Législation
Laisser aux particuliers comme aux entreprises la possibilité d’investir dans la presse, c’est le sens de la proposition de loi de Céline Calvez, député LREM des Hauts-de-Seine et autrice d'un rapport sur la place des femmes dans les médias.

L'Assemblée a adopté votre proposition de loi de crédit d’impôt pour la presse d’information politique et générale (IPG). Quels en sont les principes ?
Céline Calvez. Il y a deux dispositifs de crédit d’impôt. Le premier incite les particuliers à investir dans la presse IPG, pour un plafond de 10 000 euros contre 5 000 auparavant pour un célibataire, et de 20 000 au lieu de 10 000 pour un couple. Le crédit d’impôt passe de 30 % à 50 % quand il s’agit d’investir dans une entreprise de presse à vocation sociale. Le deuxième dispositif concerne les entreprises et leurs investissements - à 25% - dans la presse. Un principe déjà en place avant 2013 et qui concernait 100 à 200 entreprises. Cela peut sauver des titres. On n’a pas encore noté de défaillance mais l’on sait très bien que la sous-capitalisation peut être un facteur de fragilité.
 
Pourquoi se limiter à la presse IPG?
Nous avons à cœur, en tant que puissance publique, que ce soit la presse d’information qui reçoive le plus, même si les aides ne se limitent pas à la presse IPG. J’avais proposé que ces dispositifs soient étendus à la presse professionnelle ou spécialisée, ou de la connaissance et du savoir. On verra ultérieurement, mais je préfère m’assurer que cela passe auprès de Bercy. Il y a aussi le crédit d’impôt pour un premier abonnement IPG, mis en place dans le troisième PLF rectificative. Cela pose la question de savoir comment on attribue et on contrôle une presse IPG. On devrait avoir plus de visibilité là-dessus.
 
Dans votre rapport sur les femmes dans les médias, vous pointez la faible place des expertes dans la crise du Covid. N’est-ce pas parce qu’il y a surtout des hommes parmi les pontes de la médecine ?
Les médias doivent être volontaires, y compris quand on flèche vers eux des responsables qui sont plutôt des hommes. Ils pourraient faire appel à des porte-paroles femmes qui n’ont pas accès à des postes trustés par les hommes. Voir d’autres visages dans les médias permet de montrer que les femmes sont aussi présentes dans ces sphères. Avoir une politique volontariste implique d’avoir des quotas, au moins pour avoir une amélioration de façon progressive. Ce peut être fixé par le législateur ou par une convention entre l’État et les entreprises pour recevoir des aides. Le CNC a déjà un bonus parité. Il faut aussi inciter les expertes à mieux se faire connaître, via le site Expertes.fr ou en favorisant des rencontres avec les journalistes comme l’ont fait Prenons la Une ou Vox Femina. Si on favorise la diversité des points de vue, on a aussi une prévention contre les fausses infos et les emballements médiatiques.
 
Pourquoi créer une exception à la loi sur la presse de 1881 à travers l’article 24 de la loi sur la sécurité globale ?
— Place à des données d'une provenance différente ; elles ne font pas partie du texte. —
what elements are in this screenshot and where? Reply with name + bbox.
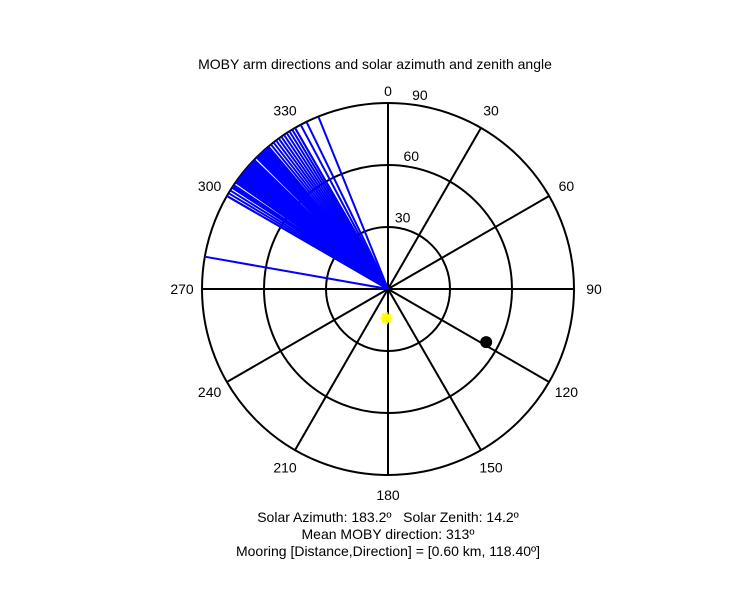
angle-tick-label: 240	[198, 384, 222, 400]
radial-tick-label: 90	[412, 87, 428, 103]
angle-tick-label: 150	[479, 459, 503, 475]
angle-tick-label: 210	[273, 459, 297, 475]
angle-tick-label: 0	[384, 83, 392, 99]
sun-marker-stroke	[381, 312, 392, 324]
arm-direction-line	[299, 124, 389, 290]
arm-direction-line	[317, 116, 389, 290]
mean-direction-caption: Mean MOBY direction: 313º	[301, 526, 475, 542]
angle-tick-label: 300	[198, 178, 222, 194]
mooring-marker	[480, 336, 493, 349]
arm-direction-line	[204, 255, 389, 290]
angle-tick-label: 30	[483, 103, 499, 119]
solar-caption: Solar Azimuth: 183.2º Solar Zenith: 14.2…	[257, 509, 519, 525]
chart-title: MOBY arm directions and solar azimuth an…	[198, 56, 552, 72]
angular-grid-line	[294, 288, 389, 451]
angle-tick-label: 120	[555, 384, 579, 400]
angular-grid-line	[387, 195, 550, 290]
mooring-caption: Mooring [Distance,Direction] = [0.60 km,…	[235, 543, 541, 559]
angular-grid-line	[387, 127, 482, 290]
angular-grid-line	[387, 288, 550, 383]
arm-direction-line	[305, 121, 389, 290]
angle-tick-label: 270	[170, 281, 194, 297]
angle-tick-label: 60	[559, 178, 575, 194]
radial-tick-label: 30	[395, 210, 411, 226]
angular-grid-line	[226, 288, 389, 383]
angular-grid-line	[387, 288, 482, 451]
sun-marker	[380, 312, 393, 325]
radial-tick-label: 60	[403, 148, 419, 164]
angle-tick-label: 180	[376, 487, 400, 503]
angle-tick-label: 330	[273, 103, 297, 119]
arm-direction-line	[294, 127, 389, 290]
angle-tick-label: 90	[586, 281, 602, 297]
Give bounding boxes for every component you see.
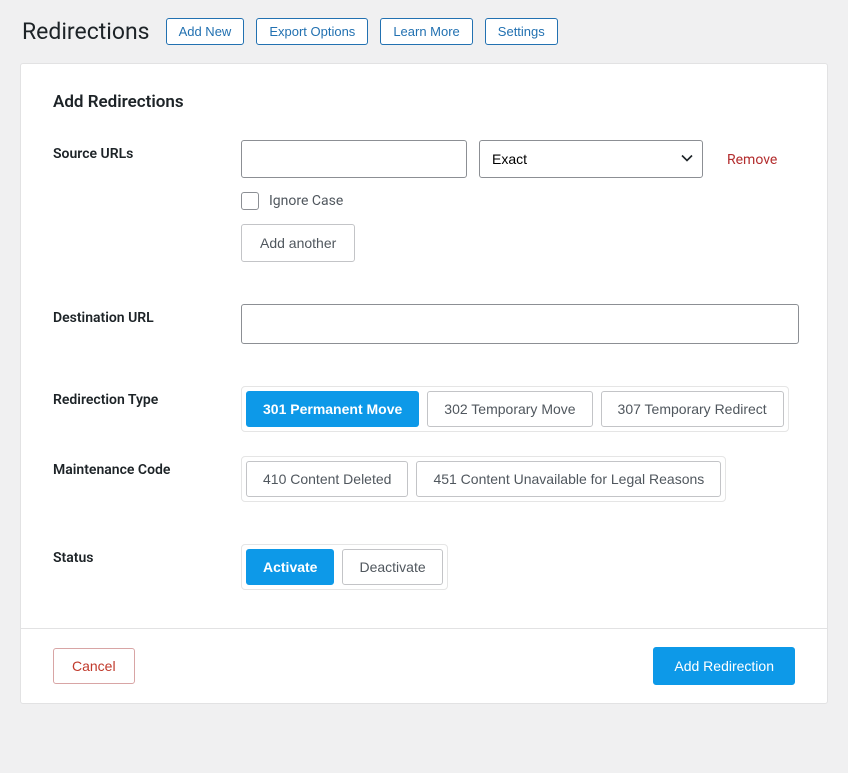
- add-redirection-button[interactable]: Add Redirection: [653, 647, 795, 685]
- match-type-select-wrap: Exact: [479, 140, 703, 178]
- source-urls-row: Source URLs Exact Remove Ignore Case: [53, 140, 795, 262]
- status-deactivate-button[interactable]: Deactivate: [342, 549, 442, 585]
- page-title: Redirections: [22, 18, 150, 45]
- destination-url-label: Destination URL: [53, 304, 241, 326]
- panel-body: Add Redirections Source URLs Exact Remov…: [21, 64, 827, 628]
- maintenance-code-group: 410 Content Deleted 451 Content Unavaila…: [241, 456, 726, 502]
- redirection-type-field: 301 Permanent Move 302 Temporary Move 30…: [241, 386, 795, 432]
- panel-footer: Cancel Add Redirection: [21, 628, 827, 703]
- remove-source-link[interactable]: Remove: [727, 150, 777, 168]
- ignore-case-label: Ignore Case: [269, 193, 343, 209]
- source-urls-fields: Exact Remove Ignore Case Add another: [241, 140, 795, 262]
- cancel-button[interactable]: Cancel: [53, 648, 135, 684]
- destination-url-field: [241, 304, 799, 344]
- status-group: Activate Deactivate: [241, 544, 448, 590]
- maintenance-code-label: Maintenance Code: [53, 456, 241, 478]
- destination-url-input[interactable]: [241, 304, 799, 344]
- redirection-301-button[interactable]: 301 Permanent Move: [246, 391, 419, 427]
- page-header: Redirections Add New Export Options Lear…: [20, 18, 828, 45]
- status-label: Status: [53, 544, 241, 566]
- maintenance-451-button[interactable]: 451 Content Unavailable for Legal Reason…: [416, 461, 721, 497]
- redirection-type-group: 301 Permanent Move 302 Temporary Move 30…: [241, 386, 789, 432]
- destination-url-row: Destination URL: [53, 304, 795, 344]
- learn-more-button[interactable]: Learn More: [380, 18, 472, 45]
- status-activate-button[interactable]: Activate: [246, 549, 334, 585]
- status-field: Activate Deactivate: [241, 544, 795, 590]
- maintenance-410-button[interactable]: 410 Content Deleted: [246, 461, 408, 497]
- maintenance-code-field: 410 Content Deleted 451 Content Unavaila…: [241, 456, 795, 502]
- ignore-case-checkbox[interactable]: [241, 192, 259, 210]
- source-url-line: Exact Remove: [241, 140, 795, 178]
- add-redirections-panel: Add Redirections Source URLs Exact Remov…: [20, 63, 828, 704]
- source-urls-label: Source URLs: [53, 140, 241, 162]
- add-new-button[interactable]: Add New: [166, 18, 245, 45]
- maintenance-code-row: Maintenance Code 410 Content Deleted 451…: [53, 456, 795, 502]
- add-another-button[interactable]: Add another: [241, 224, 355, 262]
- redirection-type-label: Redirection Type: [53, 386, 241, 408]
- settings-button[interactable]: Settings: [485, 18, 558, 45]
- match-type-select[interactable]: Exact: [479, 140, 703, 178]
- source-url-input[interactable]: [241, 140, 467, 178]
- redirection-307-button[interactable]: 307 Temporary Redirect: [601, 391, 784, 427]
- export-options-button[interactable]: Export Options: [256, 18, 368, 45]
- redirection-302-button[interactable]: 302 Temporary Move: [427, 391, 592, 427]
- status-row: Status Activate Deactivate: [53, 544, 795, 590]
- ignore-case-row: Ignore Case: [241, 192, 795, 210]
- redirection-type-row: Redirection Type 301 Permanent Move 302 …: [53, 386, 795, 432]
- panel-title: Add Redirections: [53, 92, 795, 112]
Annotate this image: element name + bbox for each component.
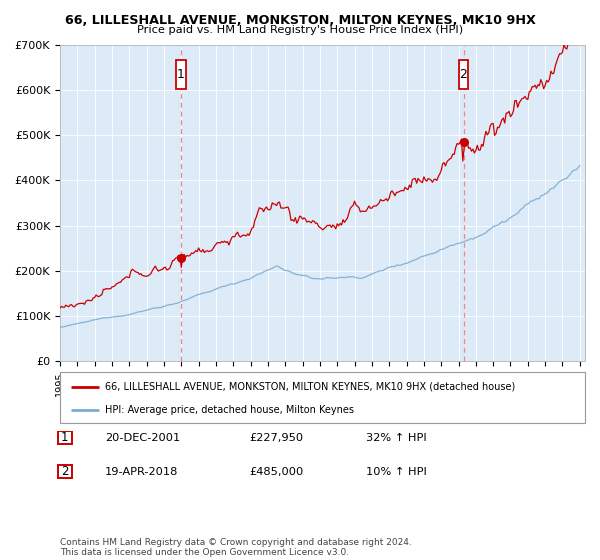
Text: 10% ↑ HPI: 10% ↑ HPI	[366, 466, 427, 477]
Text: Contains HM Land Registry data © Crown copyright and database right 2024.
This d: Contains HM Land Registry data © Crown c…	[60, 538, 412, 557]
Text: 2: 2	[61, 465, 68, 478]
Text: 66, LILLESHALL AVENUE, MONKSTON, MILTON KEYNES, MK10 9HX (detached house): 66, LILLESHALL AVENUE, MONKSTON, MILTON …	[104, 381, 515, 391]
Text: 19-APR-2018: 19-APR-2018	[105, 466, 178, 477]
Text: 66, LILLESHALL AVENUE, MONKSTON, MILTON KEYNES, MK10 9HX: 66, LILLESHALL AVENUE, MONKSTON, MILTON …	[65, 14, 535, 27]
Text: 1: 1	[177, 68, 185, 81]
Text: Price paid vs. HM Land Registry's House Price Index (HPI): Price paid vs. HM Land Registry's House …	[137, 25, 463, 35]
Text: 20-DEC-2001: 20-DEC-2001	[105, 433, 180, 443]
Text: HPI: Average price, detached house, Milton Keynes: HPI: Average price, detached house, Milt…	[104, 405, 353, 415]
FancyBboxPatch shape	[58, 465, 72, 478]
Text: £485,000: £485,000	[249, 466, 303, 477]
Text: 1: 1	[61, 431, 68, 445]
Text: 32% ↑ HPI: 32% ↑ HPI	[366, 433, 427, 443]
FancyBboxPatch shape	[458, 60, 469, 88]
Text: £227,950: £227,950	[249, 433, 303, 443]
FancyBboxPatch shape	[60, 372, 585, 423]
FancyBboxPatch shape	[58, 431, 72, 445]
FancyBboxPatch shape	[176, 60, 185, 88]
Text: 2: 2	[460, 68, 467, 81]
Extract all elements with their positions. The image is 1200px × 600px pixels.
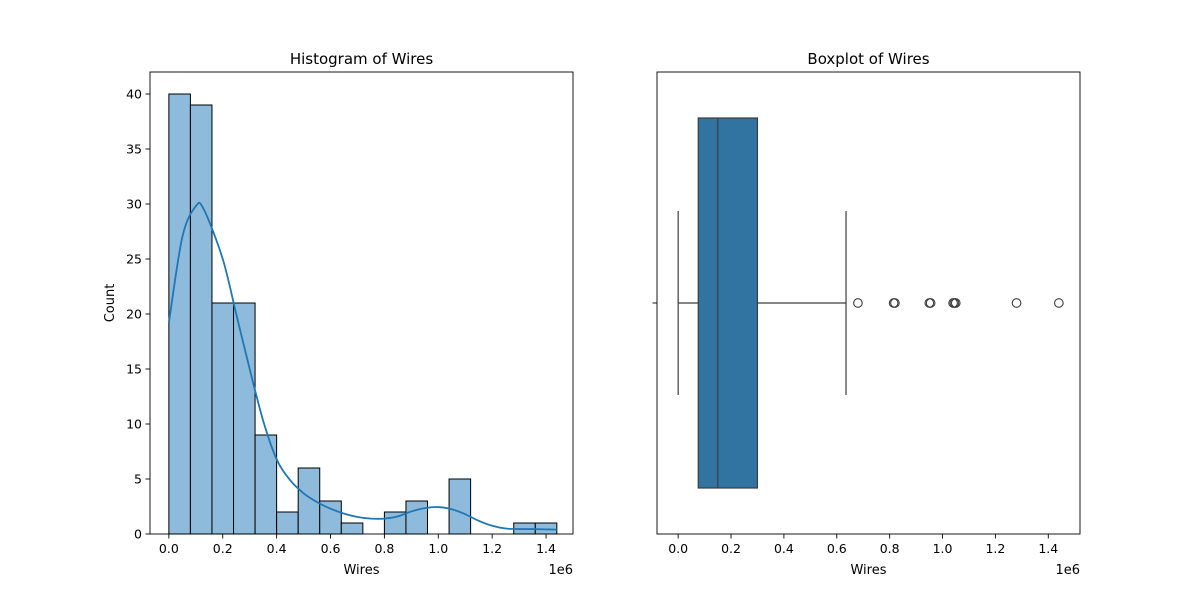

Il a été précisé que la liberté d’informer était garantie et qu’il fallait une atteinte manifeste à l’intégrité physique et psychique des policiers. Cette notion est d’ailleurs présente dans la loi sur les principes républicains (ex contre les séparatismes). Cela aurait pu être l’unique principe adopté, mais le Conseil d’État doit d’abord se prononcer. Le choix a été fait de garder l’article 24 car il est spécifique aux forces de l’ordre et permet d’avoir dès à présent cette possibilité.